A sweep at this level is rare, but the Jamaican trio of Stephenie McPherson (gold), Novlene Williams-Mills (silver) and Christine Day (bronze) seemed unfazed by it.

At post-race interview, they were cool, calm and collected. Their posture suggested they expected it to go exactly as it turned out. Perhaps not in the order it did, but certainly they had dreamt gold, silver, and bronze for Jamaica.

Day confirmed it: "Before we came out here, we planned for the one-two-three."

The veteran of the trio and whose life story is a triumph of the human spirit, Williams-Mills hungered for the gold, but she graciously applauded the younger runners for their success, and revelled in hers.

"Yes, I am a little bit disappointed, but I am very happy for Christine and I am happy for Stephenie and we came out here and put on a good show," said the 31-year-old, stooping while she spoke with Jamaican journalists.

The silver for Williams-Mills, a cancer survivor, was an upgrade from the bronze she won in Melbourne, Australia, in 2006.

Gold medal winner, McPherson, 25, said she simply carried out her coach's instructions, and the victory was the end result.
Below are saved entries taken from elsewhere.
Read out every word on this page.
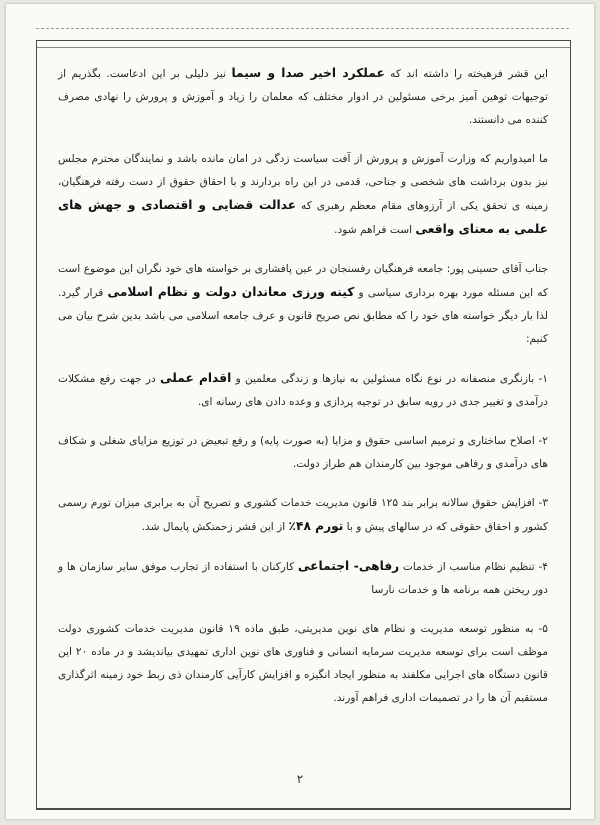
این قشر فرهیخته را داشته اند که عملکرد اخیر صدا و سیما نیز دلیلی بر این ادعاست. بگذریم از توجیهات توهین آمیز برخی مسئولین در ادوار مختلف که معلمان را زیاد و آموزش و پرورش را نهادی مصرف کننده می دانستند.

ما امیدواریم که وزارت آموزش و پرورش از آفت سیاست زدگی در امان مانده باشد و نمایندگان محترم مجلس نیز بدون برداشت های شخصی و جناحی، قدمی در این راه بردارند و با احقاق حقوق از دست رفته فرهنگیان، زمینه ی تحقق یکی از آرزوهای مقام معظم رهبری که عدالت قضایی و اقتصادی و جهش های علمی به معنای واقعی است فراهم شود.

جناب آقای حسینی پور: جامعه فرهنگیان رفسنجان در عین پافشاری بر خواسته های خود نگران این موضوع است که این مسئله مورد بهره برداری سیاسی و کینه ورزی معاندان دولت و نظام اسلامی قرار گیرد. لذا بار دیگر خواسته های خود را که مطابق نص صریح قانون و عرف جامعه اسلامی می باشد بدین شرح بیان می کنیم:

۱- بازنگری منصفانه در نوع نگاه مسئولین به نیازها و زندگی معلمین و اقدام عملی در جهت رفع مشکلات درآمدی و تغییر جدی در رویه سابق در توجیه پردازی و وعده دادن های رسانه ای.

۲- اصلاح ساختاری و ترمیم اساسی حقوق و مزایا (به صورت پایه) و رفع تبعیض در توزیع مزایای شغلی و شکاف های درآمدی و رفاهی موجود بین کارمندان هم طراز دولت.

۳- افزایش حقوق سالانه برابر بند ۱۲۵ قانون مدیریت خدمات کشوری و تصریح آن به برابری میزان تورم رسمی کشور و احقاق حقوقی که در سالهای پیش و با تورم ۴۸٪ از این قشر زحمتکش پایمال شد.

۴- تنظیم نظام مناسب از خدمات رفاهی- اجتماعی کارکنان با استفاده از تجارب موفق سایر سازمان ها و دور ریختن همه برنامه ها و خدمات نارسا

۵- به منظور توسعه مدیریت و نظام های نوین مدیریتی، طبق ماده ۱۹ قانون مدیریت خدمات کشوری دولت موظف است برای توسعه مدیریت سرمایه انسانی و فناوری های نوین اداری تمهیدی بیاندیشد و در ماده ۲۰ این قانون دستگاه های اجرایی مکلفند به منظور ایجاد انگیزه و افزایش کارآیی کارمندان ذی ربط خود زمینه اثرگذاری مستقیم آن ها را در تصمیمات اداری فراهم آورند.

۲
"I came here with my coach's instructions and went through the rounds as best I could. It's a good place to win my first (senior gold medal) as the Great Britain girl, Christine Ohuruogu, won her first medal here, so hopefully I can follow in her footsteps," said the 2014 World Indoor Championships silver medallist.
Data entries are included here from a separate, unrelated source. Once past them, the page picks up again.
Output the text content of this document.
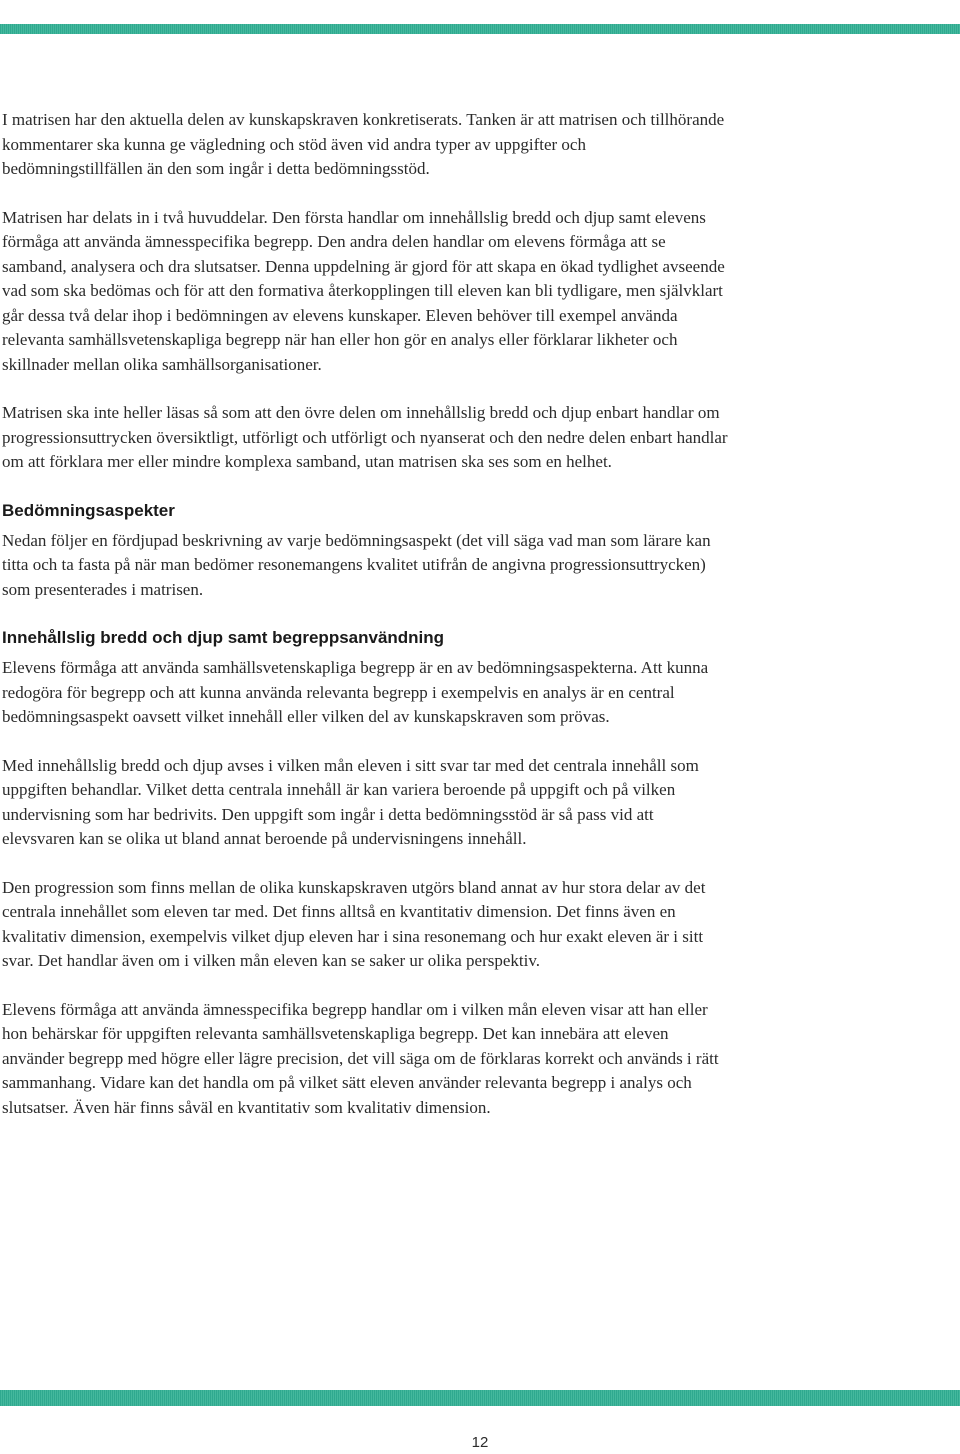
I matrisen har den aktuella delen av kunskapskraven konkretiserats. Tanken är att matrisen och tillhörande kommentarer ska kunna ge vägledning och stöd även vid andra typer av uppgifter och bedömningstillfällen än den som ingår i detta bedömningsstöd.

Matrisen har delats in i två huvuddelar. Den första handlar om innehållslig bredd och djup samt elevens förmåga att använda ämnesspecifika begrepp. Den andra delen handlar om elevens förmåga att se samband, analysera och dra slutsatser. Denna uppdelning är gjord för att skapa en ökad tydlighet avseende vad som ska bedömas och för att den formativa återkopplingen till eleven kan bli tydligare, men självklart går dessa två delar ihop i bedömningen av elevens kunskaper. Eleven behöver till exempel använda relevanta samhällsvetenskapliga begrepp när han eller hon gör en analys eller förklarar likheter och skillnader mellan olika samhällsorganisationer.

Matrisen ska inte heller läsas så som att den övre delen om innehållslig bredd och djup enbart handlar om progressionsuttrycken översiktligt, utförligt och utförligt och nyanserat och den nedre delen enbart handlar om att förklara mer eller mindre komplexa samband, utan matrisen ska ses som en helhet.

Bedömningsaspekter

Nedan följer en fördjupad beskrivning av varje bedömningsaspekt (det vill säga vad man som lärare kan titta och ta fasta på när man bedömer resonemangens kvalitet utifrån de angivna progressionsuttrycken) som presenterades i matrisen.

Innehållslig bredd och djup samt begreppsanvändning

Elevens förmåga att använda samhällsvetenskapliga begrepp är en av bedömningsaspekterna. Att kunna redogöra för begrepp och att kunna använda relevanta begrepp i exempelvis en analys är en central bedömningsaspekt oavsett vilket innehåll eller vilken del av kunskapskraven som prövas.

Med innehållslig bredd och djup avses i vilken mån eleven i sitt svar tar med det centrala innehåll som uppgiften behandlar. Vilket detta centrala innehåll är kan variera beroende på uppgift och på vilken undervisning som har bedrivits. Den uppgift som ingår i detta bedömningsstöd är så pass vid att elevsvaren kan se olika ut bland annat beroende på undervisningens innehåll.

Den progression som finns mellan de olika kunskapskraven utgörs bland annat av hur stora delar av det centrala innehållet som eleven tar med. Det finns alltså en kvantitativ dimension. Det finns även en kvalitativ dimension, exempelvis vilket djup eleven har i sina resonemang och hur exakt eleven är i sitt svar. Det handlar även om i vilken mån eleven kan se saker ur olika perspektiv.

Elevens förmåga att använda ämnesspecifika begrepp handlar om i vilken mån eleven visar att han eller hon behärskar för uppgiften relevanta samhällsvetenskapliga begrepp. Det kan innebära att eleven använder begrepp med högre eller lägre precision, det vill säga om de förklaras korrekt och används i rätt sammanhang. Vidare kan det handla om på vilket sätt eleven använder relevanta begrepp i analys och slutsatser. Även här finns såväl en kvantitativ som kvalitativ dimension.

12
But as her teammates swept ahead of her and defending Commonwealth champion Amantle Montsho was moving up on her outside, Day needed something extra. And she found it.

"I realised I wasn't in the medal position, so I just kept swinging and I just have to thank God that I pulled through," said the London 2012 4x400m bronze medallist.

Day, 27, has a message for young athletes. "Don't matter the obstacles in the way, you shouldn't give up, just keep fighting and work towards your dream." She should know the value of that message.

Now the historic trio looks to the 4x400m, and the prospect for gold is very good. So, maybe after all, Williams-Mills will get her elusive Commonwealth Games gold medal.

In sweeping the race on Tuesday night, McPherson clocked 50.67secs, Williams-Mills 50.86secs, and Day 51.09secs.